Overview of PDF Searching Methods in PdfGroupingAlgorithms
float findText(int x1, int y1, int x2, int y2, String terms, int searchType)
Algorithm to find an array of terms, textValue, within a given set of coordinates, x1, y1, x2, y2, using the given search type, described above. Returned is an array of coordinates for found text returned as a float containing the four coordiantes used to define a rectangle and a fifth value which is used to indicate that the next value is a continuation of this result (only if fifth value is -101).
List findMultipleTermsInRectangle(int x1, int y1, int x2, int y2, final int rotation, int page_number, String terms, boolean orderResults, int searchType, SearchListener listener)
Algorithm to find multiple text terms in a given rectangle x1, y1, x2, y2 on page_number. If orderResults is true then the list that is returned is ordered to return the resulting rectangles in a logical order descending down the page, if false, rectangles for multiple terms are grouped together. A listener - an implementation of SearchListener is required, this is to enable searching to be cancelled. Returned is a Listof objects that can contain a combination of Rectangles and Rectangle describing the locations of found text.
SortedMap findMultipleTermsInRectangleWithMatchingTeasers(int x1, int y1, int x2, int y2, final int rotation, int page_number, String terms, int searchType, SearchListener listener)

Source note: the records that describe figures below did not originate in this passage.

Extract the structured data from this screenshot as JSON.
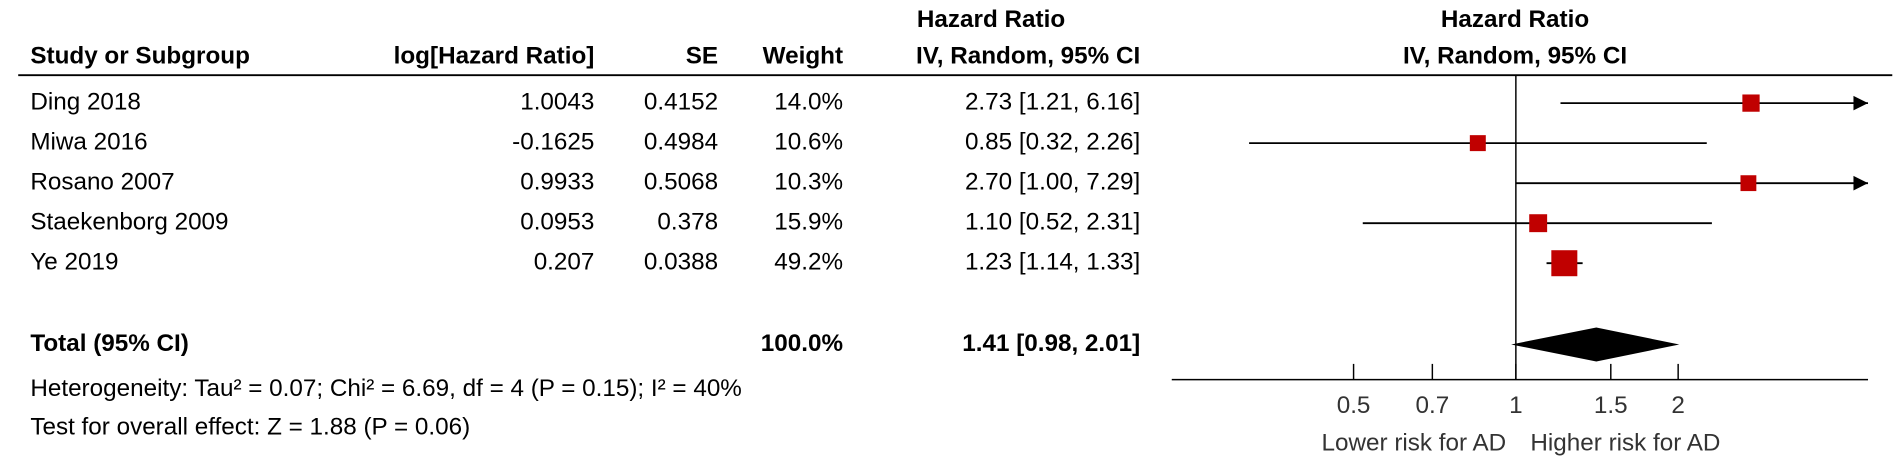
{
  "chart_data": {
    "type": "forest",
    "column_headers": {
      "study": "Study or Subgroup",
      "log_hr": "log[Hazard Ratio]",
      "se": "SE",
      "weight": "Weight",
      "hr_group": "Hazard Ratio",
      "hr_method": "IV, Random, 95% CI"
    },
    "plot_title": "Hazard Ratio",
    "plot_subtitle": "IV, Random, 95% CI",
    "categories": [
      "Ding 2018",
      "Miwa 2016",
      "Rosano 2007",
      "Staekenborg 2009",
      "Ye 2019"
    ],
    "log_hr": [
      1.0043,
      -0.1625,
      0.9933,
      0.0953,
      0.207
    ],
    "se": [
      0.4152,
      0.4984,
      0.5068,
      0.378,
      0.0388
    ],
    "weight": {
      "values": [
        14.0,
        10.6,
        10.3,
        15.9,
        49.2
      ],
      "value_labels": [
        "14.0%",
        "10.6%",
        "10.3%",
        "15.9%",
        "49.2%"
      ]
    },
    "estimates": {
      "color": "#c00000",
      "values": [
        2.73,
        0.85,
        2.7,
        1.1,
        1.23
      ],
      "ci_low": [
        1.21,
        0.32,
        1.0,
        0.52,
        1.14
      ],
      "ci_high": [
        6.16,
        2.26,
        7.29,
        2.31,
        1.33
      ],
      "value_labels": [
        "2.73 [1.21, 6.16]",
        "0.85 [0.32, 2.26]",
        "2.70 [1.00, 7.29]",
        "1.10 [0.52, 2.31]",
        "1.23 [1.14, 1.33]"
      ]
    },
    "total": {
      "label": "Total (95% CI)",
      "weight": 100.0,
      "weight_label": "100.0%",
      "value": 1.41,
      "ci_low": 0.98,
      "ci_high": 2.01,
      "value_label": "1.41 [0.98, 2.01]",
      "color": "#000000"
    },
    "heterogeneity": "Heterogeneity: Tau² = 0.07; Chi² = 6.69, df = 4 (P = 0.15); I² = 40%",
    "overall_effect": "Test for overall effect: Z = 1.88 (P = 0.06)",
    "xscale": "log",
    "xlim": [
      0.23,
      4.5
    ],
    "xticks": [
      0.5,
      0.7,
      1,
      1.5,
      2
    ],
    "reference_line": 1,
    "x_labels": [
      "Lower risk for AD",
      "Higher risk for AD"
    ]
  }
}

Algorithm to find multiple text terms in a given rectangle x1, y1, x2, y2 on page_number with matching teasers. A listener - an implementation of SearchListener is required, this is to enable searching to be cancelled. Returned is a SortedMap containing a collection of objects which are a combination of Rectangles and Rectangle describing the location of found text, mapped to a String which is the matching teaser.